Never overwrite existing entries silently.
Install from GitHub URL
When user gives a GitHub repo URL:
-
Inspect repo docs quickly to find the official MCP launch method.
-
Infer transport type:
-
stdio if docs provide executable command (npx , uvx , binary, docker command).
-
streamable HTTP if docs provide MCP endpoint URL.
-
Extract required options:
-
stdio : executable command, args, optional env vars.
-
HTTP : URL, optional bearer token env var.
-
If still ambiguous, ask a focused clarification question before writing config.
Known fast path:
- https://github.com/upstash/context7 -> npx -y @upstash/context7-mcp
Fast path only resolves command/args. It does not skip the decision flow or prompt gate.
Apply Changes
Use this implementation strategy:
-
Global scope:
-
Prefer codex mcp add/remove/get/list .
-
Project scope:
-
Edit ./.codex/config.toml directly with [mcp_servers.<name>] blocks.
-
Create ./.codex/config.toml if missing.
When adding stdio server in project scope, write:
[mcp_servers.context7] command = "npx" args = ["-y", "@upstash/context7-mcp"]

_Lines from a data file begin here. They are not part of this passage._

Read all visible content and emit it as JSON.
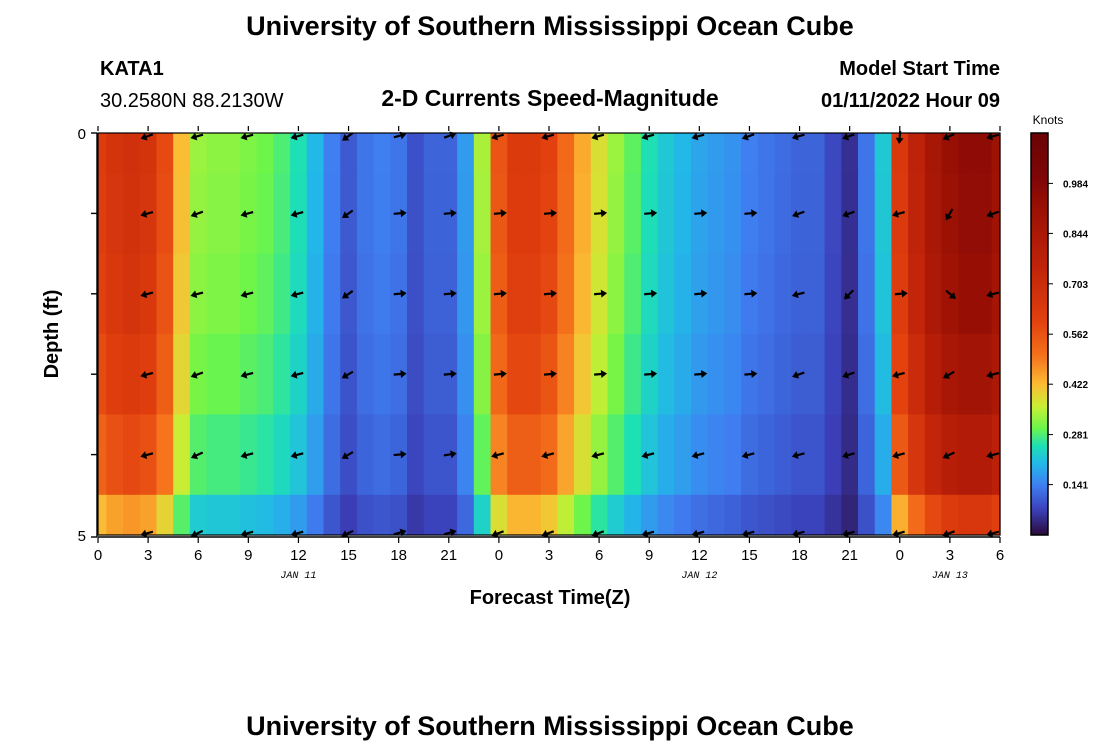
{
  "header": {
    "title": "University of Southern Mississippi Ocean Cube",
    "station": "KATA1",
    "coords": "30.2580N  88.2130W",
    "subtitle": "2-D Currents Speed-Magnitude",
    "model_start_label": "Model Start Time",
    "model_start_value": "01/11/2022 Hour 09"
  },
  "footer": {
    "title": "University of Southern Mississippi Ocean Cube"
  },
  "colors": {
    "arrow": "#000000",
    "axis": "#000000"
  },
  "chart_data": {
    "type": "heatmap",
    "title": "2-D Currents Speed-Magnitude",
    "xlabel": "Forecast Time(Z)",
    "ylabel": "Depth (ft)",
    "units": "Knots",
    "x_hours": [
      0,
      1,
      2,
      3,
      4,
      5,
      6,
      7,
      8,
      9,
      10,
      11,
      12,
      13,
      14,
      15,
      16,
      17,
      18,
      19,
      20,
      21,
      22,
      23,
      24,
      25,
      26,
      27,
      28,
      29,
      30,
      31,
      32,
      33,
      34,
      35,
      36,
      37,
      38,
      39,
      40,
      41,
      42,
      43,
      44,
      45,
      46,
      47,
      48,
      49,
      50,
      51,
      52,
      53,
      54
    ],
    "x_range": [
      0,
      54
    ],
    "x_tick_positions": [
      0,
      3,
      6,
      9,
      12,
      15,
      18,
      21,
      24,
      27,
      30,
      33,
      36,
      39,
      42,
      45,
      48,
      51,
      54
    ],
    "x_tick_labels": [
      "0",
      "3",
      "6",
      "9",
      "12",
      "15",
      "18",
      "21",
      "0",
      "3",
      "6",
      "9",
      "12",
      "15",
      "18",
      "21",
      "0",
      "3",
      "6"
    ],
    "date_labels": [
      {
        "label": "JAN 11",
        "hour": 12
      },
      {
        "label": "JAN 12",
        "hour": 36
      },
      {
        "label": "JAN 13",
        "hour": 51
      }
    ],
    "depth_range": [
      0,
      5
    ],
    "depth_rows": 5,
    "y_tick_labels": [
      "0",
      "5"
    ],
    "colorbar": {
      "min": 0.0,
      "max": 1.125,
      "ticks": [
        0.141,
        0.281,
        0.422,
        0.562,
        0.703,
        0.844,
        0.984
      ],
      "tick_labels": [
        "0.141",
        "0.281",
        "0.422",
        "0.562",
        "0.703",
        "0.844",
        "0.984"
      ],
      "stops": [
        {
          "v": 0.0,
          "c": "#2a0a3a"
        },
        {
          "v": 0.07,
          "c": "#3b3fb8"
        },
        {
          "v": 0.14,
          "c": "#3f7ff2"
        },
        {
          "v": 0.2,
          "c": "#22b8e8"
        },
        {
          "v": 0.25,
          "c": "#1ee0b4"
        },
        {
          "v": 0.3,
          "c": "#6ef54a"
        },
        {
          "v": 0.36,
          "c": "#c8ee34"
        },
        {
          "v": 0.42,
          "c": "#fbbd34"
        },
        {
          "v": 0.5,
          "c": "#f5731c"
        },
        {
          "v": 0.6,
          "c": "#e2400e"
        },
        {
          "v": 0.75,
          "c": "#c0230a"
        },
        {
          "v": 0.9,
          "c": "#9e1204"
        },
        {
          "v": 1.0,
          "c": "#7e0606"
        },
        {
          "v": 1.125,
          "c": "#6a0404"
        }
      ]
    },
    "speed_profile": {
      "hours": [
        0,
        1,
        2,
        3,
        4,
        5,
        6,
        7,
        8,
        9,
        10,
        11,
        12,
        13,
        14,
        15,
        16,
        17,
        18,
        19,
        20,
        21,
        22,
        23,
        24,
        25,
        26,
        27,
        28,
        29,
        30,
        31,
        32,
        33,
        34,
        35,
        36,
        37,
        38,
        39,
        40,
        41,
        42,
        43,
        44,
        45,
        46,
        47,
        48,
        49,
        50,
        51,
        52,
        53,
        54
      ],
      "values": [
        0.62,
        0.66,
        0.68,
        0.66,
        0.58,
        0.42,
        0.33,
        0.32,
        0.32,
        0.31,
        0.3,
        0.28,
        0.25,
        0.2,
        0.14,
        0.1,
        0.13,
        0.14,
        0.13,
        0.09,
        0.11,
        0.11,
        0.17,
        0.34,
        0.56,
        0.63,
        0.63,
        0.6,
        0.52,
        0.44,
        0.38,
        0.33,
        0.29,
        0.25,
        0.22,
        0.2,
        0.18,
        0.17,
        0.16,
        0.14,
        0.13,
        0.12,
        0.11,
        0.11,
        0.08,
        0.05,
        0.13,
        0.22,
        0.64,
        0.76,
        0.86,
        0.92,
        0.95,
        0.95,
        0.9
      ],
      "row_factors": [
        1.0,
        0.99,
        0.97,
        0.93,
        0.86,
        0.68
      ]
    },
    "arrows": {
      "hours": [
        3,
        6,
        9,
        12,
        15,
        18,
        21,
        24,
        27,
        30,
        33,
        36,
        39,
        42,
        45,
        48,
        51,
        54
      ],
      "depth_rows": [
        0,
        1,
        2,
        3,
        4,
        5
      ],
      "directions_deg": [
        [
          200,
          195,
          195,
          195,
          215,
          15,
          20,
          195,
          195,
          195,
          195,
          195,
          200,
          195,
          200,
          265,
          205,
          195
        ],
        [
          195,
          200,
          195,
          195,
          215,
          5,
          5,
          5,
          5,
          5,
          5,
          5,
          5,
          200,
          200,
          195,
          240,
          200
        ],
        [
          195,
          195,
          195,
          195,
          215,
          5,
          5,
          5,
          5,
          5,
          5,
          5,
          5,
          195,
          225,
          5,
          320,
          195
        ],
        [
          195,
          200,
          195,
          195,
          210,
          5,
          5,
          5,
          5,
          5,
          5,
          5,
          5,
          200,
          200,
          195,
          210,
          195
        ],
        [
          195,
          205,
          195,
          195,
          210,
          5,
          10,
          195,
          195,
          195,
          195,
          195,
          195,
          195,
          195,
          195,
          205,
          195
        ],
        [
          195,
          205,
          195,
          195,
          205,
          15,
          15,
          200,
          200,
          200,
          195,
          195,
          195,
          195,
          195,
          195,
          200,
          195
        ]
      ]
    }
  }
}
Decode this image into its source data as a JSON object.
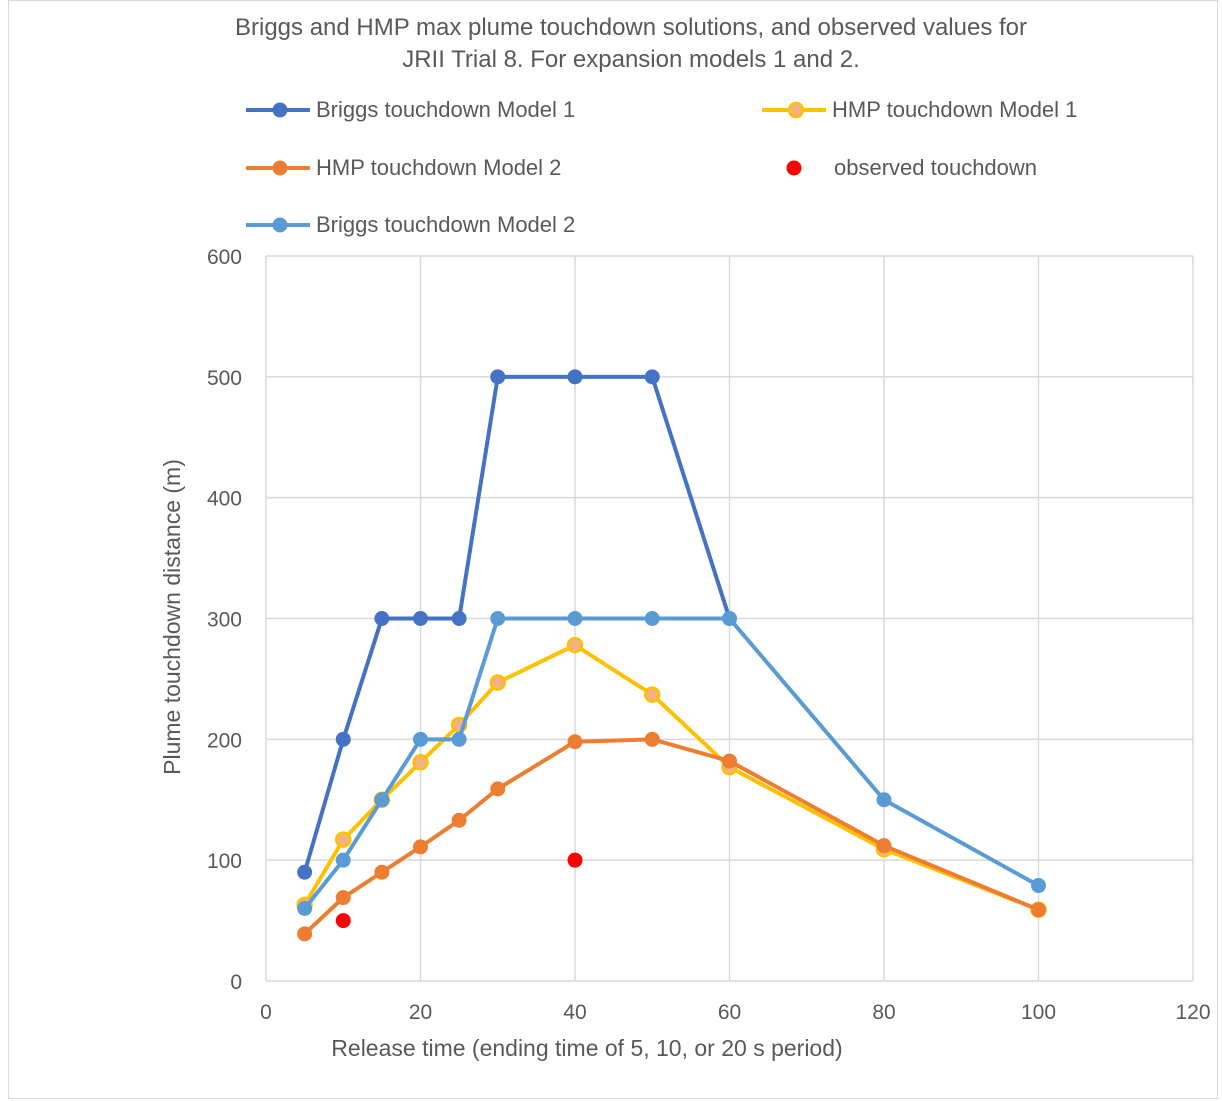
{
  "chart_data": {
    "type": "line",
    "title_lines": [
      "Briggs and HMP max plume touchdown solutions, and observed values for",
      "JRII Trial 8.  For expansion models 1 and 2."
    ],
    "xlabel": "Release time (ending time of 5, 10, or 20 s period)",
    "ylabel": "Plume touchdown distance (m)",
    "xlim": [
      0,
      120
    ],
    "ylim": [
      0,
      600
    ],
    "xticks": [
      0,
      20,
      40,
      60,
      80,
      100,
      120
    ],
    "yticks": [
      0,
      100,
      200,
      300,
      400,
      500,
      600
    ],
    "grid": true,
    "legend_position": "top",
    "series": [
      {
        "name": "Briggs touchdown Model 1",
        "color": "#4472c4",
        "marker_edge": "#4472c4",
        "line": true,
        "points": [
          [
            5,
            90
          ],
          [
            10,
            200
          ],
          [
            15,
            300
          ],
          [
            20,
            300
          ],
          [
            25,
            300
          ],
          [
            30,
            500
          ],
          [
            40,
            500
          ],
          [
            50,
            500
          ],
          [
            60,
            300
          ]
        ]
      },
      {
        "name": "HMP touchdown Model 1",
        "color": "#ffc000",
        "marker_fill": "#f4b183",
        "marker_edge": "#ffc000",
        "line": true,
        "points": [
          [
            5,
            63
          ],
          [
            10,
            117
          ],
          [
            15,
            150
          ],
          [
            20,
            181
          ],
          [
            25,
            212
          ],
          [
            30,
            247
          ],
          [
            40,
            278
          ],
          [
            50,
            237
          ],
          [
            60,
            177
          ],
          [
            80,
            109
          ],
          [
            100,
            59
          ]
        ]
      },
      {
        "name": "HMP touchdown Model 2",
        "color": "#ed7d31",
        "marker_edge": "#ed7d31",
        "line": true,
        "points": [
          [
            5,
            39
          ],
          [
            10,
            69
          ],
          [
            15,
            90
          ],
          [
            20,
            111
          ],
          [
            25,
            133
          ],
          [
            30,
            159
          ],
          [
            40,
            198
          ],
          [
            50,
            200
          ],
          [
            60,
            182
          ],
          [
            80,
            112
          ],
          [
            100,
            59
          ]
        ]
      },
      {
        "name": "observed touchdown",
        "color": "#ff0000",
        "marker_edge": "#ff0000",
        "line": false,
        "points": [
          [
            10,
            50
          ],
          [
            40,
            100
          ]
        ]
      },
      {
        "name": "Briggs touchdown Model 2",
        "color": "#5b9bd5",
        "marker_edge": "#5b9bd5",
        "line": true,
        "points": [
          [
            5,
            60
          ],
          [
            10,
            100
          ],
          [
            15,
            150
          ],
          [
            20,
            200
          ],
          [
            25,
            200
          ],
          [
            30,
            300
          ],
          [
            40,
            300
          ],
          [
            50,
            300
          ],
          [
            60,
            300
          ],
          [
            80,
            150
          ],
          [
            100,
            79
          ]
        ]
      }
    ]
  }
}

When adding HTTP server in project scope, write:
[mcp_servers.<name>] url = "https://host/path" bearer_token_env_var = "TOKEN_ENV_VAR"
Verification Checklist
After changes:
-
Confirm config file changed in expected scope.
-
Confirm entry shape is valid (command
- args , or url ).
-
Run scope-appropriate check:
-
Global: codex mcp get <name> or codex mcp list --json .
-
Project: inspect ./.codex/config.toml and verify table values.
-
Report what was installed, where, and any env vars user must set.
User Interaction Templates
Use concise prompts like:
-
Choose install scope: project (./.codex/config.toml) or global (~/.codex/config.toml)?
-
Server "context7" already exists in project scope. Choose: keep, update, remove+re-add, or new name?
-
Available env/auth options: API_KEY (default: not set, lower rate limits). Provide only the values you want to set; unspecified options will use defaults.
-
Final check: proceed with installation using the resolved settings? (install now/cancel)
Keep questions short and only ask what is required to proceed safely.
Single structured prompt template (preferred):
Please answer these in one message: (1) scope: project/global, (2) if server exists: keep/update/remove+re-add/new name, (3) env/auth options you want to set from the list below and their values (unspecified options use defaults), (4) final confirmation: install now/cancel.